Well, you don't have to think of another one, Joe. And if you read his book, you know, "Who Said Elephants Can't Dance?" it's a great management book. Like I said, I read it twice. There were lots of things in that annual report but the truth is, there were probably lots of things in the report a year earlier or two years earlier that you say, why didn't I spot it then? And I think it was Keynes or somebody that said that the problem is not the new ideas, it's escaping from old ones. And, you know, I've had that many times in my life and I plead guilty to it. I will tell you one very smart thing that Thomas Watson Sr. said. I knew Thomas Watson Jr. just a little bit. Tom Watson Sr., this applies to stocks. He said, "I'm no genius but I'm smart in spots and I stay around those spots." And that's terrific advice. "I don't know of any large company that really has been as specific on what they intend to do and how they intend to do it as IBM," Buffett told CNBC in an interview. Buffett said he was convinced by IBM's long-term roadmap and by IBM’s entrenched position with major businesses. This “entrenched position with major businesses” is a big part of the durable competitive advantage that he looks for when investing. - Warrent Buffett to CNBS (on IBM)

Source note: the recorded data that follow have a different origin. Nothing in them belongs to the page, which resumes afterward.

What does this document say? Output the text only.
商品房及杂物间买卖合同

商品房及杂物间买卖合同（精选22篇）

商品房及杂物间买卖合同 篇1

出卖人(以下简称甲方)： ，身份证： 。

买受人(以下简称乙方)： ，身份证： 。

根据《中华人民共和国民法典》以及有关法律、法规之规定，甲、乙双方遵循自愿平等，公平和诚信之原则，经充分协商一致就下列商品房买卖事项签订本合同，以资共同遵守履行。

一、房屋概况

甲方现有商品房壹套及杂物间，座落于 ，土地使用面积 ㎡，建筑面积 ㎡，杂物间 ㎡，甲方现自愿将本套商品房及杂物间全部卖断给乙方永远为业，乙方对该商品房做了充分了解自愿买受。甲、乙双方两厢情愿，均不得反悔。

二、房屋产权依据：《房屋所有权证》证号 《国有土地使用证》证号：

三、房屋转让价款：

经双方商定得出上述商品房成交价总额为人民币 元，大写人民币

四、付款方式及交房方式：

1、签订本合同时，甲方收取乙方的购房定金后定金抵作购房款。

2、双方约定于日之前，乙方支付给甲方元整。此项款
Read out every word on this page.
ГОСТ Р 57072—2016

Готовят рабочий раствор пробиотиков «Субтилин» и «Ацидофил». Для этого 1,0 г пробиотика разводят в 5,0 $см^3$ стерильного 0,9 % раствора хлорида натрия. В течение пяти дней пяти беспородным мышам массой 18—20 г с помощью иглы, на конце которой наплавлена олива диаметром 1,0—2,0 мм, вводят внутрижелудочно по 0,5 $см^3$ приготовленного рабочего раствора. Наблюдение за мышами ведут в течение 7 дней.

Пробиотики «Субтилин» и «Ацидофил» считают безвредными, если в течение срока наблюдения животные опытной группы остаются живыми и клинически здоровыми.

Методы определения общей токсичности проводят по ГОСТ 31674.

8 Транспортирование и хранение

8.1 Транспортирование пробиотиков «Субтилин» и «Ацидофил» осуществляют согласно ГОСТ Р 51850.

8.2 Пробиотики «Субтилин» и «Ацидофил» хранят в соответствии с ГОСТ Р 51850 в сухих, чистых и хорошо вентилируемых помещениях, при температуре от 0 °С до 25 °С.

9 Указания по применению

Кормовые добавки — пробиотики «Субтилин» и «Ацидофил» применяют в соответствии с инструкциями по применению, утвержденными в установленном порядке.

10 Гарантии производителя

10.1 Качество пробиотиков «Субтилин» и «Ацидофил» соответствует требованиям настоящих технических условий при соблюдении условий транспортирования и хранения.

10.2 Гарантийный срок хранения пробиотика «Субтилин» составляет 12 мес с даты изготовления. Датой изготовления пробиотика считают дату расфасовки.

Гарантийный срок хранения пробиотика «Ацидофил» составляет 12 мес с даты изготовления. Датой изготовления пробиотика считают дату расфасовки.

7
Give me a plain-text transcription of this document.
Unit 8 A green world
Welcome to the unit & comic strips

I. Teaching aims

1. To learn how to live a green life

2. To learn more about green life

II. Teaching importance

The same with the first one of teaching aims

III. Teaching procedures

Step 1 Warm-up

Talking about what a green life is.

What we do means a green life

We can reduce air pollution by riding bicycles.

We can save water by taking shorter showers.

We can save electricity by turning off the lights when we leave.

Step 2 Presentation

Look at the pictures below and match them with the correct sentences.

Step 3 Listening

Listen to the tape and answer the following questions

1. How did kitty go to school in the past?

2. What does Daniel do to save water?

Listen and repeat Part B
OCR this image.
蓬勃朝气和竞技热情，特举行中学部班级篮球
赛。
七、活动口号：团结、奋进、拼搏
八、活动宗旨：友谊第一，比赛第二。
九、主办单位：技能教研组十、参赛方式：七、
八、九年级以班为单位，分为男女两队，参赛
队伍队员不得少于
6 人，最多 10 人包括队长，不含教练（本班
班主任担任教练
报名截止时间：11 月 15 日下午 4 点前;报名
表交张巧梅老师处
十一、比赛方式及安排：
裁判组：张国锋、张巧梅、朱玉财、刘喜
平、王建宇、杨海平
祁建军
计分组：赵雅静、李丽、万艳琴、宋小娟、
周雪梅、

BUFFETT TO CNBC: “The other thing I would say about IBM, too, is that a few years back, they had 240 million options outstanding. Now they probably are down to about 30 million. They treat their stock with reverence which I find is unusual among big companies. Or they really are thinking about the shareholder.” - Warrent Buffett to CNBS (on IBM)

Recently, IBM’s 5Yr Gross Margin (5-Year Avg.) is approximately 44.0% and its 5Yr Net Profit Margin (5-Year Avg.) is approximately 12.3%, while the industry Net Profit Margin (5-Year Avg.) is 11.2%, and the S&P Net Profit Margin (5-Year Avg.) is 11.5%.